Усатый старшина с четырьмя треугольниками в голубых петлицах ворчит:

– А ну, огольцы, не мешайте. Рота, бегом – марш!

Красноармейцы переходят на рысь, топочут тяжёлыми сапогами. Летний лагерь у них близко, два километра, да только туда не пускают часовые с настоящими винтовками.

Мальчишки стоят, машут, кричат бестолковое, радостное:

– Эге-гей! Да здравствует Красная Армия!

– Нам Сталин дал стальные руки-крылья, а вместо сердца пламенный мотор!

Рота убегает по жёлтой дороге, покрывается пылью, исчезает.

Толик смотрит на себя, на друга, прыскает:

– И вправду, чего это мы? В одних трусах. Пошли, нагорит нам от бабушки.

* * *

Скрипят доски перрона, гуляет дачная публика: прибытие поезда из Ленинграда – событие. Мальчишки подкрадываются к бронзовому колоколу, но нарываются на строгого дядьку в фуражке:

– А ну, не балуй, молодёжь!

– Да мы чего? Мы только посмотреть.

– Это вам не цирк с обезьянами, чтобы смотреть. Сигналы положено подавать кому положено, ясно?

– Ясно, дяденька, чего злиться?

– Того. Давеча вот такие же в колокол звенели, переполох устроили, а это не игрушки, тут наркомат путей сообщения, понимать надо.

Мальчишки хихикают. Бабушка кричит:

– Анатолий, Сергей, куда сбежали? Идите сюда, стойте рядом. Хватит шлындать, запачкаетесь ещё, что я вашим матерям скажу?
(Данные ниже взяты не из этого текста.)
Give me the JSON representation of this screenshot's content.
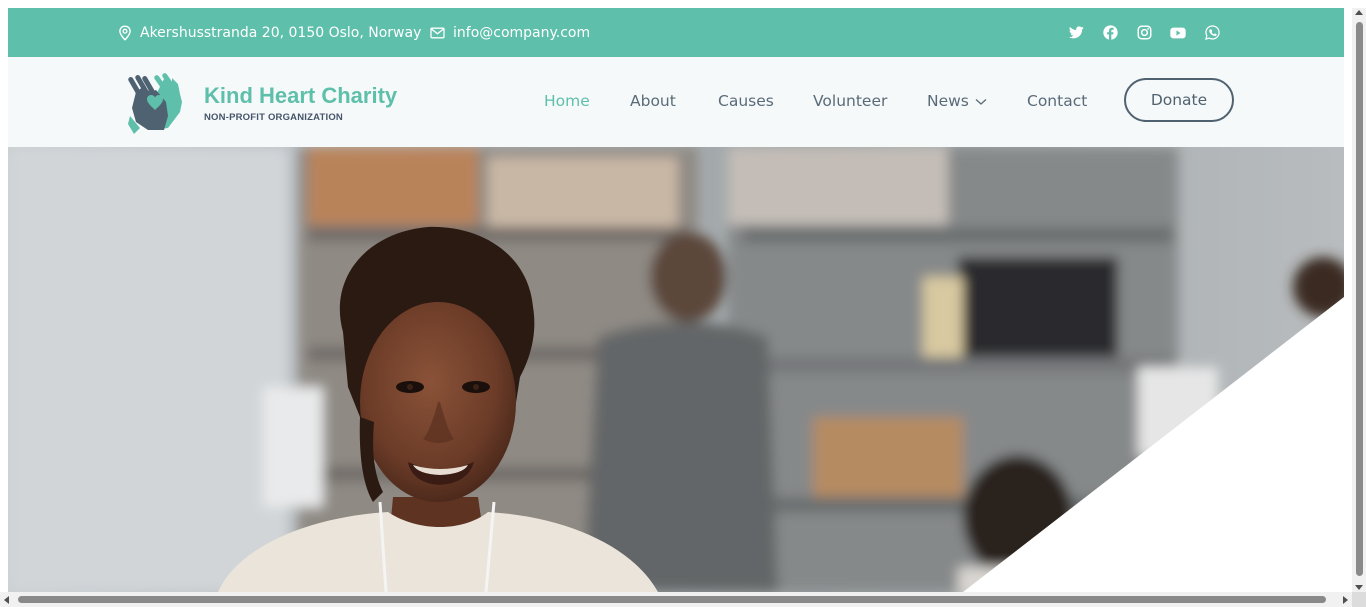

Бабушка заставила вымыться, расчесала каждого гребешком – то ещё мучение.

Тётка ходит по перрону с корзиной вялых пионов, цветы огромные, как капустные кочаны:

– А вот кому? Цветочки, цветочки, всего пятнадцать копеек. Ты чего тут, мальчик?

– Маму встречаем.

– Какой хороший мальчик, молодец! Пионер?

– Был бы пионер, надел бы галстук, тётенька, – строго говорит Серёжка. – Понимать надо. В тот год, может, примут, если заслужим.

– Примут, примут. Купи маме букетик, всего полтинник, за сорок копеек уступлю.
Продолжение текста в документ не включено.